French soccer league cheers defeat of government’s 75% tax proposal
The French Football League (LFP) on Saturday welcomed news that France’s top constitutional body had thrown out plans by the Socialist government to introduce a 75-percent upper income tax rate.
The rate would have applied to anyone earning over one million euros a year – therefore top footballers such as Paris Saint Germain’s Swedish star striker Zlatan Ibrahomovic, would have been affected.
The policy was also a centrepiece tax measure for the government of President Francois Hollande.
Although the government has vowed to propose a new measure which would conform with the constitution the LFP welcomed Saturday’s news.

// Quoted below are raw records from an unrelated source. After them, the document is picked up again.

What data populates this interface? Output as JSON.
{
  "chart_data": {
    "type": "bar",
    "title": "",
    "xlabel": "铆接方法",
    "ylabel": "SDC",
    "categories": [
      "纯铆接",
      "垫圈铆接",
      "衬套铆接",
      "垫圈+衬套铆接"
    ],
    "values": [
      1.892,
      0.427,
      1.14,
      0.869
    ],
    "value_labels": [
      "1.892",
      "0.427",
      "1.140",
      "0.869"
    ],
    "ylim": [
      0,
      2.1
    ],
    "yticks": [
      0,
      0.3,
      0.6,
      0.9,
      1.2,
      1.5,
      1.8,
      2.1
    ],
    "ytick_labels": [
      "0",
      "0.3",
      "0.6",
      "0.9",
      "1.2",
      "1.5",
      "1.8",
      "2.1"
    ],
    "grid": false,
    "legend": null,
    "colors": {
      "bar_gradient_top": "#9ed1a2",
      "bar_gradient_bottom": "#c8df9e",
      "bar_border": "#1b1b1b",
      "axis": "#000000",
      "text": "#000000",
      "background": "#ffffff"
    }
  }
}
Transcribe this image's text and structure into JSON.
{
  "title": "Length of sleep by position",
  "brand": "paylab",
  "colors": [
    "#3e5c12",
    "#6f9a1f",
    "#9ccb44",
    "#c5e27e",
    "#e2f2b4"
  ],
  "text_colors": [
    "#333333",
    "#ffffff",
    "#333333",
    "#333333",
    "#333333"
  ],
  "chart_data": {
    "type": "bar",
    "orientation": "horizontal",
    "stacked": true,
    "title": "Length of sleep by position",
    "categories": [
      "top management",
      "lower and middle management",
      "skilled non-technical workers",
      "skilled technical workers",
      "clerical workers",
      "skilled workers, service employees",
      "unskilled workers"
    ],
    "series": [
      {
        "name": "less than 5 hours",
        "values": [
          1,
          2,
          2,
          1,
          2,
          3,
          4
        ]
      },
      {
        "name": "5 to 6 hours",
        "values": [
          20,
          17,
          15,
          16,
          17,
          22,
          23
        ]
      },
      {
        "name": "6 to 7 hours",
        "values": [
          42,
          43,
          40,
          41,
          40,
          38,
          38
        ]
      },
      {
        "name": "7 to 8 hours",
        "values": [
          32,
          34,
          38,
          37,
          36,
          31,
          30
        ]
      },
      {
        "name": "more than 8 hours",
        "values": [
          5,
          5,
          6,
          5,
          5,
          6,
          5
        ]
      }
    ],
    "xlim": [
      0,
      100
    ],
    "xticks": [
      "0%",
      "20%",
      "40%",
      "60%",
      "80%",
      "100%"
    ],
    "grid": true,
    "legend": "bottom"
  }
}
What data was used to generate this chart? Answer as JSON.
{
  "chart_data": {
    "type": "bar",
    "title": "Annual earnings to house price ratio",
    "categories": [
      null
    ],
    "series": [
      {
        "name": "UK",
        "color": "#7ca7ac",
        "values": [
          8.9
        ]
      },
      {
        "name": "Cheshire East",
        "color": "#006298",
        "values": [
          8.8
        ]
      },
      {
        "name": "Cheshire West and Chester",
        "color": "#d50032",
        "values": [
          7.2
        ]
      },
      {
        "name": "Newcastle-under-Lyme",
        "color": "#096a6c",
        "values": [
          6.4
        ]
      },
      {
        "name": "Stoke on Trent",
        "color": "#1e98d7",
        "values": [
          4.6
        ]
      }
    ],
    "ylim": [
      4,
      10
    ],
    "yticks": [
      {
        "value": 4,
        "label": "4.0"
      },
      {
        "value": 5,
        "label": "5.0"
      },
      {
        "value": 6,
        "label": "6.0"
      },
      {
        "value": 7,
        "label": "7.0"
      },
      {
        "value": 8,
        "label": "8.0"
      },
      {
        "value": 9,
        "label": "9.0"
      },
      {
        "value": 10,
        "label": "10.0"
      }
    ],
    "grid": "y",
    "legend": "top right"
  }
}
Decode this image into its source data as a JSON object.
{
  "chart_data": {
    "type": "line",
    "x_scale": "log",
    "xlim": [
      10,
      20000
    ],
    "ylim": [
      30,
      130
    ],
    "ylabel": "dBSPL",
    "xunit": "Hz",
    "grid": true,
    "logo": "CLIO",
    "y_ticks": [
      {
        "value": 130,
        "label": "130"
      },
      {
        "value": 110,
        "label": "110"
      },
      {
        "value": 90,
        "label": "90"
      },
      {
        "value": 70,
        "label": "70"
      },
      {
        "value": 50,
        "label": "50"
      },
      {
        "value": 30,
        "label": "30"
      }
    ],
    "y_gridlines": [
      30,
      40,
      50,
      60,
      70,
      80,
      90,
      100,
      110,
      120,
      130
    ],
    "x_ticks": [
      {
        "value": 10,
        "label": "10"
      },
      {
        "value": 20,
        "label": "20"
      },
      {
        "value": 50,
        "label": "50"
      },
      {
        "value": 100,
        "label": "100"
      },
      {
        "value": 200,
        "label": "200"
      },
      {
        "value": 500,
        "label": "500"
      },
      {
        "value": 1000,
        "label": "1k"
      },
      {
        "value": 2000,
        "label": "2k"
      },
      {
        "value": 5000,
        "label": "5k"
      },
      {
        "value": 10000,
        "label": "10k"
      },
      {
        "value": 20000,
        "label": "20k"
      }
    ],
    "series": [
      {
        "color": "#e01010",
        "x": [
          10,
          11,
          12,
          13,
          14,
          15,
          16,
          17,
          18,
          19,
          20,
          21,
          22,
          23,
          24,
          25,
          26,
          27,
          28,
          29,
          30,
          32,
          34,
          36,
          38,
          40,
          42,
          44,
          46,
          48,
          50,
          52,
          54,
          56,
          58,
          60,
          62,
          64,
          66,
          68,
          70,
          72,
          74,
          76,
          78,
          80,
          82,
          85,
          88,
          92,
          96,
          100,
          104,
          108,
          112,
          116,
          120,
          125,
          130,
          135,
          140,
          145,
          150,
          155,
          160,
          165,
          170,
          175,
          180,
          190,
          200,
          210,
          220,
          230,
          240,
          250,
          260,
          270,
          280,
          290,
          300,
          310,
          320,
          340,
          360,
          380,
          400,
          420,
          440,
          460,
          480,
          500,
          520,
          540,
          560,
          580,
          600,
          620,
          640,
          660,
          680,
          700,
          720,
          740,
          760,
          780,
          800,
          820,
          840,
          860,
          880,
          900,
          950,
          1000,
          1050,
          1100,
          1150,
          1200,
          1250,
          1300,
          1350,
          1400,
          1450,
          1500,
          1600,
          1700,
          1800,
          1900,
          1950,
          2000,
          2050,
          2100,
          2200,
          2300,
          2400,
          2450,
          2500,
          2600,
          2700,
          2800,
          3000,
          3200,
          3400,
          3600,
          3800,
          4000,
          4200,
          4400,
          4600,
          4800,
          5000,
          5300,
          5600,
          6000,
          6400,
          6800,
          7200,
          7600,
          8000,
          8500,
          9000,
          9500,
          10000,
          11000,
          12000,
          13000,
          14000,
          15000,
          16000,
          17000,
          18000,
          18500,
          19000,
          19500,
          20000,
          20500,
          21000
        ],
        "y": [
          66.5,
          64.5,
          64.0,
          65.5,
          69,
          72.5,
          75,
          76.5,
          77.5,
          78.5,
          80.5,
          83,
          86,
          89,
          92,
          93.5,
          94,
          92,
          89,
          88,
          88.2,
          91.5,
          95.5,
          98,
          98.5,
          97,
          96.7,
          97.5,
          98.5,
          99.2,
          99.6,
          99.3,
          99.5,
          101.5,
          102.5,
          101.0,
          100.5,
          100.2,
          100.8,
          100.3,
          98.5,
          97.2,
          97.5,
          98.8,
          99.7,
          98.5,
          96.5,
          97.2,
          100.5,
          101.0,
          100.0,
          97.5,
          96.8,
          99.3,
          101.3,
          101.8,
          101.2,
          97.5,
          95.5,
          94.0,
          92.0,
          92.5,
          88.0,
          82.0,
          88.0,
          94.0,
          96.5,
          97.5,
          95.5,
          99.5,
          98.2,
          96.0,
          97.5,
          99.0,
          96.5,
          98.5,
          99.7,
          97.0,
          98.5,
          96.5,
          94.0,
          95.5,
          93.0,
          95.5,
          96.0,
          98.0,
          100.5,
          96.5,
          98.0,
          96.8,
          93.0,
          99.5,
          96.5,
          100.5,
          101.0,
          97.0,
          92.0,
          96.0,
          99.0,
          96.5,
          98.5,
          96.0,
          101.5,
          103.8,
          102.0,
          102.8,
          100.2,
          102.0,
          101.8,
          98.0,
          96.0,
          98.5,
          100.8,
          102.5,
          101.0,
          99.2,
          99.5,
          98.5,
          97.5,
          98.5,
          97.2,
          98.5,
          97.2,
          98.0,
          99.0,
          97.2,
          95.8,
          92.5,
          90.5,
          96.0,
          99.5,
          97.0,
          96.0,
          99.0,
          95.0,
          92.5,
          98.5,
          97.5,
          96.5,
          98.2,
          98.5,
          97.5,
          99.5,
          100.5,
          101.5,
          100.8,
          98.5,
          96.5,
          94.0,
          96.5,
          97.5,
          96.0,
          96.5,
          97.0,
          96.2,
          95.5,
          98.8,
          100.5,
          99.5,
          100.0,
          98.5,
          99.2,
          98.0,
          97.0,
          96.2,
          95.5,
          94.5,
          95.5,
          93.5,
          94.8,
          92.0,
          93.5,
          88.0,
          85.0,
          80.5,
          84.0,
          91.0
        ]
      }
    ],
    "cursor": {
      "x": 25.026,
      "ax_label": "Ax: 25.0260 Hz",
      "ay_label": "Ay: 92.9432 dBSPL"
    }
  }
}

“This is a fine and indispensable collective victory” for French football, the body said in a statement.
“Professional football did the right thing in fighting (the measure),” said LFP chairman Frederic Thiriez. “Right from the start we had sounded the alarm on the dangers of such taxation – dangers for French football with disastrous consequences for clubs.”
He added that if the measure had reached the statute book there could have been an “exodus of the best players” in the French league.
The Constitutional Council said the temporary two-year tax rate, which had been due to take effect next year, was unconstitutional because unlike other forms of income tax it applied to individuals instead of whole households.
Thiriez said the Council had listened to detractors of the policy, including the LFP and had with its ruling averted a “grave threat to the future” of the professional game in France.
The chairman of the clubs’ union UCPF, Jean-Pierre Louvel, told AFP it had been “important to rule this tax offside”.
Louvel explained: “Aside from PSG (bankrolled by its Qatari owners) no club has the wherewithal to pay this tax” hence there would have been an “outflow of talent.”
The tax rate had also angered business leaders and prompted some wealthy French citizens to seek tax exile abroad, including actor Gerard Depardieu, who recently took up residency in Belgium after the government personally criticised him.
The Council ruled that the proposed policy “failed to recognise equality before public burdens”.
Though largely symbolic — it would have applied to only about 1,500 individuals — the Socialists said the tax rate was aimed at making the ultra-rich contribute more to tackling France’s budget deficit.
It was a flagship promise of the election campaign that saw Hollande defeat right-winger Nicolas Sarkozy in May.